Seeing Curt Flood wear a red curly “W” hat is just one of the bittersweet images from HBO’s new documentary on the former center fielder who challenged baseball’s reserve clause with a case that went all the way to the Supreme Court. By the time Flood played for the Washington Senators and manager Ted Williams, his skills had eroded and it was quickly clear he was finished as a major leaguer.
Flood had sat out the 1970 season after the St. Louis Cardinals traded his rights to the Philadelphia Phillies. He risked his career and forever altered his life by taking the game to court over its rule that bound players to their original teams. The Senators dealt for him and persuaded him to come to spring training in Pompano Beach, Fla., in 1971.

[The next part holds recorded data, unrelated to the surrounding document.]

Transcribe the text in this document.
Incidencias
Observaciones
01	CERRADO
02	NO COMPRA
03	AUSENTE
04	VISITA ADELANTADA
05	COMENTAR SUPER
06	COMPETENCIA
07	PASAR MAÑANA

The dazzling defender who had been on the cover of Sports Illustrated in his heyday with the Cardinals never materialized with Washington. He played his final 13 big league games with the Senators, hitting .200 in 35 at-bats with no extra-base hits and no stolen bases.
Still, it should interest Washington baseball fans to see the glimpses of Flood with the Senators in “The Curious Case of Curt Flood,” which debuted Wednesday. He’s more known in this town for Flood v. Kuhn, a case that didn’t go his way but helped set the stage for free agency in baseball.
Andy Messersmith and Dave McNally may have truly ushered in a new era for the players in 1975, but former union head Marvin Miller makes clear in the documentary the courage Flood had and the influence his actions had on labor matters. Like so much in Flood’s life, it took years for him to feel properly recognized. Players of his day hardly backed him. At least his hero, Jackie Robinson, and players of more recent vintage let him know how they felt and he was able to be more at peace before his death in 1997.
The documentary is directed by Cleveland Park native Ezra Edelman. For more on Edelman, check out the last note in Sunday’s Capital Buzz post from Thomas Heath. Among the interviewees are Hall of Famer Bob Gibson and author Brad Snyder, who wrote “A Well-Paid Slave: Curt Flood’s Fight for Free Agency in Professional Sports.”